Turns out, studying about the cellular and molecular mechanisms involved in fat metabolism might help to explore alternative ways to control obesity and type 2 diabetes that may involve the use of therapies.
People with type 2 diabetes cannot effectively use insulin, a hormone made by the pancreas that helps the body turn blood sugar (glucose) into energy.
According to researchers at Baylor College of Medicine, obesity is the most significant risk factor for type 2 diabetes and other metabolic conditions and affects one in three adults worldwide.
The inability to use insulin, called insulin resistance, results in increased levels of blood sugar, which, if not controlled, can significantly raise the risk of major health problems such as blindness, kidney failure, heart attacks, stroke and lower limb amputation. Until recently, this type of diabetes was only seen in adults, but it is now also occurring increasingly and more frequently in children.
Although obesity significantly increases the risk of diabetes, about 30 per cent of obese people do not show insulin resistance and do not develop type 2 diabetes or other metabolic conditions, such as fatty liver disease. What leads to obesity while maintaining insulin sensitivity is not well understood, however, scientists know that the condition is associated with the body’s ability to expand the storage of subcutaneous white adipose (fat) tissue.
“Subcutaneous white fat represents 80 percent of all fat tissue in mice and people and it is stored in the hips, arms, and legs. When energy intake (food) overwhelms the ability to store calories in subcutaneous white fat, fat ‘spills over’ into organs that are not specialized for storing fat, such as the liver, the pancreas, and muscle,” said co-author of the study, Natasha Chernis.
Another key player in the obesity and diabetes puzzle is the immune system. Obesity leads to developing a low-grade inflammatory response that can interfere with the metabolic functions of subcutaneous white fat tissue. This inflammatory microenvironment likely disturbs this fat tissue’s ability to respond to insulin, contributing in insulin resistance and type 2 diabetes.

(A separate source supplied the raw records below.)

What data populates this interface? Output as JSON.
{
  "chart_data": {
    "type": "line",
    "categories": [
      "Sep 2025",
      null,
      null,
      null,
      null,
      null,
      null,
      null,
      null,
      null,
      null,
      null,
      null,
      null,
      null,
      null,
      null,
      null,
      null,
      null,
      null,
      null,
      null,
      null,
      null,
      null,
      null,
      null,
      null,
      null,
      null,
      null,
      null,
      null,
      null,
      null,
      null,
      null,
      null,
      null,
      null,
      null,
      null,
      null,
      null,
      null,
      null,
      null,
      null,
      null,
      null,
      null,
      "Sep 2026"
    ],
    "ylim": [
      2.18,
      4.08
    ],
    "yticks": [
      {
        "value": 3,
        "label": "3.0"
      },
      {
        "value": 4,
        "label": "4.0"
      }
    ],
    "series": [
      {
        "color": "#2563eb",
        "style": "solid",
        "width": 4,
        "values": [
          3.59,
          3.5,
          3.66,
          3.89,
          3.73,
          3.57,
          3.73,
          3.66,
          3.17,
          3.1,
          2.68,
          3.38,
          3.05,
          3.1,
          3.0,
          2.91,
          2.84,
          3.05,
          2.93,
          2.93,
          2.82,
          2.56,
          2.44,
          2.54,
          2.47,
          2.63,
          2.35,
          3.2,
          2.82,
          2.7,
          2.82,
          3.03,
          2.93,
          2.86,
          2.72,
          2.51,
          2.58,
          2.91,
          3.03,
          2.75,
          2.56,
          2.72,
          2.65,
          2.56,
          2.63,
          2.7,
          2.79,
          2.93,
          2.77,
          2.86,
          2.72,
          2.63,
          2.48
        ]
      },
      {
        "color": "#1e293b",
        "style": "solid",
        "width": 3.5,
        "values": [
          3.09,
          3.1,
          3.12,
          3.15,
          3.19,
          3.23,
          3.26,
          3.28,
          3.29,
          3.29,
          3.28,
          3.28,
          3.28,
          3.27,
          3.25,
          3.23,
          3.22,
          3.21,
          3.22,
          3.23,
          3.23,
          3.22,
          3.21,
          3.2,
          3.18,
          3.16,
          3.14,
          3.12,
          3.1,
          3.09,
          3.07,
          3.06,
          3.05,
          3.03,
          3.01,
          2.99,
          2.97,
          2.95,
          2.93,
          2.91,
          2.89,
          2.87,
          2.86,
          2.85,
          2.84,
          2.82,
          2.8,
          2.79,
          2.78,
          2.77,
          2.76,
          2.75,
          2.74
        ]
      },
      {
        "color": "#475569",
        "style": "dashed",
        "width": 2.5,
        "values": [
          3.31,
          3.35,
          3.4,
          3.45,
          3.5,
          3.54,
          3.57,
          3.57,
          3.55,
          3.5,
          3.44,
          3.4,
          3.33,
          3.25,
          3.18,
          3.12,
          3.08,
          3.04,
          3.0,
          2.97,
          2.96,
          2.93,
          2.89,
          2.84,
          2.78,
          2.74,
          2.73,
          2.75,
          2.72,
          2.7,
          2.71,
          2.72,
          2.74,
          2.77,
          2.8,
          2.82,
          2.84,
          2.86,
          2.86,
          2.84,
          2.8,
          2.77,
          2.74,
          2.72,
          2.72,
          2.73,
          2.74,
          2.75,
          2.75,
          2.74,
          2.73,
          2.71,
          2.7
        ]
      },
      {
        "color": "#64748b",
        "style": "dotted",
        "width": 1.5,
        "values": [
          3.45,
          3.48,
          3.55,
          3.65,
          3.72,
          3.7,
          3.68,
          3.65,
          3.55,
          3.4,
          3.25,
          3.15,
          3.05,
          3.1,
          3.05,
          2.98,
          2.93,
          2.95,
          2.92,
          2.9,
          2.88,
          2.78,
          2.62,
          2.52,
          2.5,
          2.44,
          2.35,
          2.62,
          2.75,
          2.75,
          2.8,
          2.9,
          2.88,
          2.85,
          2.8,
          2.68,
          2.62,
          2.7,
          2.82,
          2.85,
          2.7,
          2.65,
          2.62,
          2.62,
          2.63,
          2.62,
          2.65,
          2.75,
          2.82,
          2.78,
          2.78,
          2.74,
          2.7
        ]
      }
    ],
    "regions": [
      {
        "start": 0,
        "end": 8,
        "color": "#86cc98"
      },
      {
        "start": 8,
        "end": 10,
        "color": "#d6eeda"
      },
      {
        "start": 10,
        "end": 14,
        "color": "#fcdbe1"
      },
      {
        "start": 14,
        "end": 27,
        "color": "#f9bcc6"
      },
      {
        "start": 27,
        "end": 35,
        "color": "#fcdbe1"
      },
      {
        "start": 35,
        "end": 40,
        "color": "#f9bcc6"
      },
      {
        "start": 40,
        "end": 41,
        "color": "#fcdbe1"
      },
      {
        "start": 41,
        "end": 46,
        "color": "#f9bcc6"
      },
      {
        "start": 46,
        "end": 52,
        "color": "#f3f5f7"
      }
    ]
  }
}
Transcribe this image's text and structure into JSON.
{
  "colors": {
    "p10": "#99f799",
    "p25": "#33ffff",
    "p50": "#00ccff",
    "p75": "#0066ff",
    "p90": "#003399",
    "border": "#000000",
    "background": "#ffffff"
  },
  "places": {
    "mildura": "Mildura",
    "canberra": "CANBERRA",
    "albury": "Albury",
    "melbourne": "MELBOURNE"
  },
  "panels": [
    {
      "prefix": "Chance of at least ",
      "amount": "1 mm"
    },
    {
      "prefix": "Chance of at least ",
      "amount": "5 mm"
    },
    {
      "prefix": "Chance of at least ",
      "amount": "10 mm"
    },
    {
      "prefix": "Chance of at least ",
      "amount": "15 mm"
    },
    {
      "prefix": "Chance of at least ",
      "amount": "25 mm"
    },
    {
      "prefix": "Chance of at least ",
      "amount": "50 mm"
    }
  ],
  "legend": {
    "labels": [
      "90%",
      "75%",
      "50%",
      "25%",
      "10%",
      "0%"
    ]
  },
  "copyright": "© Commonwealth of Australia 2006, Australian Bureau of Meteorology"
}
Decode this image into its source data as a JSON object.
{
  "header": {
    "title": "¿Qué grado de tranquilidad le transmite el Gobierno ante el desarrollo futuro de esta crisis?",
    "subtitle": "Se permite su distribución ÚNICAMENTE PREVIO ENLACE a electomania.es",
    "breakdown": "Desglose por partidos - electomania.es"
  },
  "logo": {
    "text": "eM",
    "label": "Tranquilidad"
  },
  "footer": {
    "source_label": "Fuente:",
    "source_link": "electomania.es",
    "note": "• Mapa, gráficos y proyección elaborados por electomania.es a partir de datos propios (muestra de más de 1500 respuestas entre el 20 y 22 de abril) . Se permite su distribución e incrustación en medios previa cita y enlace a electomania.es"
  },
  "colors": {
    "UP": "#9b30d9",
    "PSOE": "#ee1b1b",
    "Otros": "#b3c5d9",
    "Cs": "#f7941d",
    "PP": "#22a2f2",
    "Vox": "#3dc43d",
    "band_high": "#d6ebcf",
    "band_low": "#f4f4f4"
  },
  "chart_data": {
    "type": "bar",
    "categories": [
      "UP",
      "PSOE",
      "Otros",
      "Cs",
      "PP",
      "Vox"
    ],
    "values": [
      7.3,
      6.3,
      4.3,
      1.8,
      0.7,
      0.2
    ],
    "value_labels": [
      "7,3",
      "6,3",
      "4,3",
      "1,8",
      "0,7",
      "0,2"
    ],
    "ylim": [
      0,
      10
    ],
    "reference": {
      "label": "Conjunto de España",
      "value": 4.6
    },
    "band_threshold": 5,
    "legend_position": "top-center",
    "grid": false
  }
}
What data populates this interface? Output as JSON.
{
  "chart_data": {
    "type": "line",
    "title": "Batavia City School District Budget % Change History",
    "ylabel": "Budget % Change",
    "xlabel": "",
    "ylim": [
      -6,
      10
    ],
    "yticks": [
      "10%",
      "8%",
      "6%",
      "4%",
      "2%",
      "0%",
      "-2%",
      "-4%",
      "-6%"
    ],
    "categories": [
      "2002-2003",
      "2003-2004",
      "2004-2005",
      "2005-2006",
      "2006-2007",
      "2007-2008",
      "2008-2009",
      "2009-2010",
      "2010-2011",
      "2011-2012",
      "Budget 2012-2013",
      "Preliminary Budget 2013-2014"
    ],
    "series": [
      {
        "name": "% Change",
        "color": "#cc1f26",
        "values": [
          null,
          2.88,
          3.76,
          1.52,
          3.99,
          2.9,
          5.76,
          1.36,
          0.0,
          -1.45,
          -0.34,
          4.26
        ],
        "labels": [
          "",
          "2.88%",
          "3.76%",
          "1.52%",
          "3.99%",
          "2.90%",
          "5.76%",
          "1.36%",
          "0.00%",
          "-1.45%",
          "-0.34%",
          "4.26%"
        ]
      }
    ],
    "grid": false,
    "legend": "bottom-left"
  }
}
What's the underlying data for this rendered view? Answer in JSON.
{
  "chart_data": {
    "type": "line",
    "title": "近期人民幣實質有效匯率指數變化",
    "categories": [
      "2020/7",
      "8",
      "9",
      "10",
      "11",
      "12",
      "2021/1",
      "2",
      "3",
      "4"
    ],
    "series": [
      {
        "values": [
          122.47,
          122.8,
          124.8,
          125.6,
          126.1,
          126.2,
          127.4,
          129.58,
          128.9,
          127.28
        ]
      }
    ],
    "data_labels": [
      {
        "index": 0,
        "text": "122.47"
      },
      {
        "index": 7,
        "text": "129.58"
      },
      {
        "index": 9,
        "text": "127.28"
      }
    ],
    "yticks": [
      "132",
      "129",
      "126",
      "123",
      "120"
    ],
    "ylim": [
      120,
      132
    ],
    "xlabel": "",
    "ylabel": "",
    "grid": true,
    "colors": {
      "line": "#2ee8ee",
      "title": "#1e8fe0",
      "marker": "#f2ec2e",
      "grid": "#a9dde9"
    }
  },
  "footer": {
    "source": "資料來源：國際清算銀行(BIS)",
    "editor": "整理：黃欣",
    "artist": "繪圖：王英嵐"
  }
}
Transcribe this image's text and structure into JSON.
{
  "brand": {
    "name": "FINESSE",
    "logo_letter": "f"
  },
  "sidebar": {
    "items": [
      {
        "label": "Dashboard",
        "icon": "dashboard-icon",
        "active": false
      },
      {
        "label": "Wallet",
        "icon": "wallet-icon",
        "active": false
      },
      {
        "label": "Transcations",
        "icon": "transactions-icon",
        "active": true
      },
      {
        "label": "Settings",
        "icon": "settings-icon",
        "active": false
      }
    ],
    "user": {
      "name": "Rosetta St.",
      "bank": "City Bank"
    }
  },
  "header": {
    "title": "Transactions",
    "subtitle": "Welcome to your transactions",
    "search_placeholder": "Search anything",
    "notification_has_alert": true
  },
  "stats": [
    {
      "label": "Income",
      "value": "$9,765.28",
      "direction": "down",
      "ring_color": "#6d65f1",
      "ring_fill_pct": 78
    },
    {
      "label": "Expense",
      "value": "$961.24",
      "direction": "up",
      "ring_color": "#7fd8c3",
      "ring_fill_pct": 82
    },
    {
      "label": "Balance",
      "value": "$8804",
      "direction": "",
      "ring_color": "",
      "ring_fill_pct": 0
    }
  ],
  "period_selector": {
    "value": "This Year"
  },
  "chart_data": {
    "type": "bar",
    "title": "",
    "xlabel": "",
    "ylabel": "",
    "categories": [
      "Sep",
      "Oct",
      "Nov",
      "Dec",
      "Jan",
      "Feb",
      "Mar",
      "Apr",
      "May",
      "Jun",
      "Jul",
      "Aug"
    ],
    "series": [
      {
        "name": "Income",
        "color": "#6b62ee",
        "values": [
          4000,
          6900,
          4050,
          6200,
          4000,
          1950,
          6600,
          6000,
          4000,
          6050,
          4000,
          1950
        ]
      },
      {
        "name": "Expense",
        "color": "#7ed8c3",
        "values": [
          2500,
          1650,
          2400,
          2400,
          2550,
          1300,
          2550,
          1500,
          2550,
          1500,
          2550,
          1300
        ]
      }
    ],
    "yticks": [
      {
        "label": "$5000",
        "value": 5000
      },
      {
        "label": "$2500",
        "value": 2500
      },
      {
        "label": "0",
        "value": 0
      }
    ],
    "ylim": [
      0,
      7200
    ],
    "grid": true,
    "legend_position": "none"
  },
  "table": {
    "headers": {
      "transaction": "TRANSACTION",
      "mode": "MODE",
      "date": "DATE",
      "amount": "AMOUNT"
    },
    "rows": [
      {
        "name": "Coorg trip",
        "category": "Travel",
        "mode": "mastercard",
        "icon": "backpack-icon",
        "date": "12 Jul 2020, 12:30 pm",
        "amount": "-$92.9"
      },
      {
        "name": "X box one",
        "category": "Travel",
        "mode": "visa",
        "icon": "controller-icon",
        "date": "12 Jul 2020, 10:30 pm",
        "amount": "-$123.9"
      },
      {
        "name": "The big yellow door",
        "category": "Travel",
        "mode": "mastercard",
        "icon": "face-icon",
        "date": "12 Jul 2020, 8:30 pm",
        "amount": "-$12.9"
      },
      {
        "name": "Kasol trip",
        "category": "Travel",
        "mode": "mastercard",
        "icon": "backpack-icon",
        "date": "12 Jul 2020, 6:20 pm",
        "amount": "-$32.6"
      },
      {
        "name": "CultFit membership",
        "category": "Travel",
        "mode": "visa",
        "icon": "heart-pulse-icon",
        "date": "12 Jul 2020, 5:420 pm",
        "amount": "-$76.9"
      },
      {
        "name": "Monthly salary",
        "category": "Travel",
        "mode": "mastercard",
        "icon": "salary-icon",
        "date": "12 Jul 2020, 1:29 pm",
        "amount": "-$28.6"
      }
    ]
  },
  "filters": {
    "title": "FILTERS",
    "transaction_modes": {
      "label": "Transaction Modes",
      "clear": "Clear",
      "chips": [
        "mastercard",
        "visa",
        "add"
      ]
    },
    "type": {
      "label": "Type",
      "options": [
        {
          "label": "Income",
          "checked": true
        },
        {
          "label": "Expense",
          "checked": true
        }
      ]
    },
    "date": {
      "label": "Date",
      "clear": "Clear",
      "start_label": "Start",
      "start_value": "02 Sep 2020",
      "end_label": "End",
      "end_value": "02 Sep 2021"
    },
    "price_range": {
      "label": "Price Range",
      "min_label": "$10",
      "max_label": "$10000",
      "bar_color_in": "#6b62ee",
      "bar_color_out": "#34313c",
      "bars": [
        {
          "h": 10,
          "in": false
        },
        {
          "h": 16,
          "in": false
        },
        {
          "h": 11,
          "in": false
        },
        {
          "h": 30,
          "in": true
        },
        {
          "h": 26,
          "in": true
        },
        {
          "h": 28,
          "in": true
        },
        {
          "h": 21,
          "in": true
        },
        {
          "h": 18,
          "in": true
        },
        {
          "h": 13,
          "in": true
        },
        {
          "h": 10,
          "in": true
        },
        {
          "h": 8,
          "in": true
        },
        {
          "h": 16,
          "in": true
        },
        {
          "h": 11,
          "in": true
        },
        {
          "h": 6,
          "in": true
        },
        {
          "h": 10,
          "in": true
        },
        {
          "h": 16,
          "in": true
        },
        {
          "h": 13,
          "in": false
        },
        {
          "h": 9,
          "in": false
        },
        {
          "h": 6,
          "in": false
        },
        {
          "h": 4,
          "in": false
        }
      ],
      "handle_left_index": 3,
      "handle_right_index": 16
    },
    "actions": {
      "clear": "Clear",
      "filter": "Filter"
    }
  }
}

This is supported by findings that increased levels of pro-inflammatory cytokines, such as interferon-gamma, correlate with insulin resistance, reduced subcutaneous white fat expansion, and accumulation of abdominal fat.
However, this brings the question, what is different in obese individuals who do not develop insulin resistance and diabetes? The researchers also discovered that reduced miR-30a expression in fat tissue correlated with insulin resistance in both obese mice and obese humans.
Interestingly, overexpressing miR-30a in the subcutaneous white fat tissue of obese mice significantly improved insulin sensitivity, reduced levels of blood lipids and decreased buildup of fat in the liver without altering body weight. In addition, the researchers found that miR-30a expression reduced inflammation in subcutaneous white fat tissue.
The findings appeared in the Journal of Diabetes.